14 June 2004

Stag and Doh!

      Well, it looks like I'm going to a wedding in a couple of weeks-- in Pennsylvania. It's a family affair, and it means a very long drive in cramped quarters, and Doctor J is not particularly enamoured of long trips anymore. (Commuting does that to you.) It's not so much that I mind making the trip or seeing the people. I don't, however, especially like going to weddings anymore, especially by my stag self, my perpetual bachelorhood calling attention to itself as much, if not more, than if the groom suddenly developed a case of uncontrollable priapism. ("Magnetic north? It's over--- there.") It's that Don Pedro symptom I've mentioned here before, only exaggerated, because everyone and their cousin's-cousin's-half-sister's-mentally-unstable-aunt has to approach you with trite instructions not that far removed from Benedick's "Get thee a wife!" Ah, yes, as if that's going to happen. There's a better chance Paris Hilton will tour Bangladesh with her very special readings of Neil Diamond's greatest hits. That, however, is neither here nor there: it's the questions, the stares, the craptacular spectacularity of it all. It wouldn't be so bad if I could go in, wish everyone well very quickly and bug out quicker than Charlie Sheen after a mandatory roll with the wife. But, nay, nay, 'tis not so easy. 'Tis ne'er so easy. Which means I'll likely be making frequent and many trips to the bar to toughen my tolerance. Gawd.

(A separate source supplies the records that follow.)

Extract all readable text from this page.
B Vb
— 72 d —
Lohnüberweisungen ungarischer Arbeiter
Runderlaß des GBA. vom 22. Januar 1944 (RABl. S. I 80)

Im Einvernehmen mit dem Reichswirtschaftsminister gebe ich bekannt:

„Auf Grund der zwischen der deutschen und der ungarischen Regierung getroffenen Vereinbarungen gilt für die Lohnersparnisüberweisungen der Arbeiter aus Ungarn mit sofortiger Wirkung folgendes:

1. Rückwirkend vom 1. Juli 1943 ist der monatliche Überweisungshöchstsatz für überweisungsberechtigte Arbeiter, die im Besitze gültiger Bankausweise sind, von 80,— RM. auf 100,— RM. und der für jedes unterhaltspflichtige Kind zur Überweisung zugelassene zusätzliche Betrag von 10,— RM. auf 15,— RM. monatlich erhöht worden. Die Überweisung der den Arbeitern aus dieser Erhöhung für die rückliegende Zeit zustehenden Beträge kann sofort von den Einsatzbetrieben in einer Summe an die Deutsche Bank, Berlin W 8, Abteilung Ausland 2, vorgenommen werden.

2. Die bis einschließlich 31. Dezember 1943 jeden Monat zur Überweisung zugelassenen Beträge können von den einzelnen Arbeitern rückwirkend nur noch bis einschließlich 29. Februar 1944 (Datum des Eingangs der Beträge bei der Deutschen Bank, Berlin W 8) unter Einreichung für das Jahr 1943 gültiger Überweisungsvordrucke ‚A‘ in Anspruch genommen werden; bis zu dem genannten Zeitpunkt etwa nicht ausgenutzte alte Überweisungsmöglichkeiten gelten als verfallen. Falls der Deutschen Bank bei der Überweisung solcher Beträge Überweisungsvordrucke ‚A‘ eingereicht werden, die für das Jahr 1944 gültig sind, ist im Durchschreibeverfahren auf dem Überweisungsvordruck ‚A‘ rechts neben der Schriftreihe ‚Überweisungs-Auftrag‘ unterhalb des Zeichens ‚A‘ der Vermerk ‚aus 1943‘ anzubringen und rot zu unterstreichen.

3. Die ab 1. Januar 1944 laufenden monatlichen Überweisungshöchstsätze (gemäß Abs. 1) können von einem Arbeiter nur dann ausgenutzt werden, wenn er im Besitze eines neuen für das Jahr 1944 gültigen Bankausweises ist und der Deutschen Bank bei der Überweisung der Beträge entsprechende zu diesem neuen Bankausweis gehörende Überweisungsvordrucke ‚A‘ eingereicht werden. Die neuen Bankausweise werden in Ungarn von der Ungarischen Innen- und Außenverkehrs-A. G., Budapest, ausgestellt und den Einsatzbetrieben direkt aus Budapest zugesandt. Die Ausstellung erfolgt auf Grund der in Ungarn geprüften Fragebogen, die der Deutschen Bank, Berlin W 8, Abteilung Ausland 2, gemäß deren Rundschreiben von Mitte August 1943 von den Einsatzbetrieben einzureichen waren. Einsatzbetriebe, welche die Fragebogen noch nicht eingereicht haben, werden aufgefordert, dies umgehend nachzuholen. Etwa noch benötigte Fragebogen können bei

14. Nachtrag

      Don't get me wrong: I'm not without my own romantic streak, and I'm not so cynical about things that I'm negative about such ceremonies from the get-go. I'll even try to keep myself from such negativity by hoping the best for the couple and occasionally imagining that Peter Cook is conducting the service. ("Mehhhh-wij...") I dunno. These things just make me very, very uncomfortable, especially with those when are yous aimed at me explicitly or implicitly at every turn. My uncle, the father of the groom, asked me when he was last up here that question, and I turned my old joke on him, the one about what my given name says when you spell it backwards. He liked the joke-- everyone does, it seems-- and it got me off the hook for a bit as it commonly does. It never, however, works as profitably with female friends and relatives, all of whom seem to get a look of matronly Oh, you will-wisdom in their eyes before they proceed to pretend they know your future better than you do. Aaargh. The only way to avoid such stuff, in my experience, is to be as glib as possible. I have a funny feeling that joke's gonna get a lot more mileage on it soon. It may soon be time to roll back the odometer.

      So: two weeks or so until the trip. Two weeks to spackle over my cynicism and rehearse my chipperness. You can do this, Doctor J, you can do it. Just remember one beautiful word: Mehhhh-wij. God bless Peter Cook.

      (Curious aside: have you ever noticed that when a couple marries, we generally refer to it as "a wedding ceremony," and yet when we inter someone we refer to it as "a commitment ceremony"? Suggestive, n'est-ce pas?)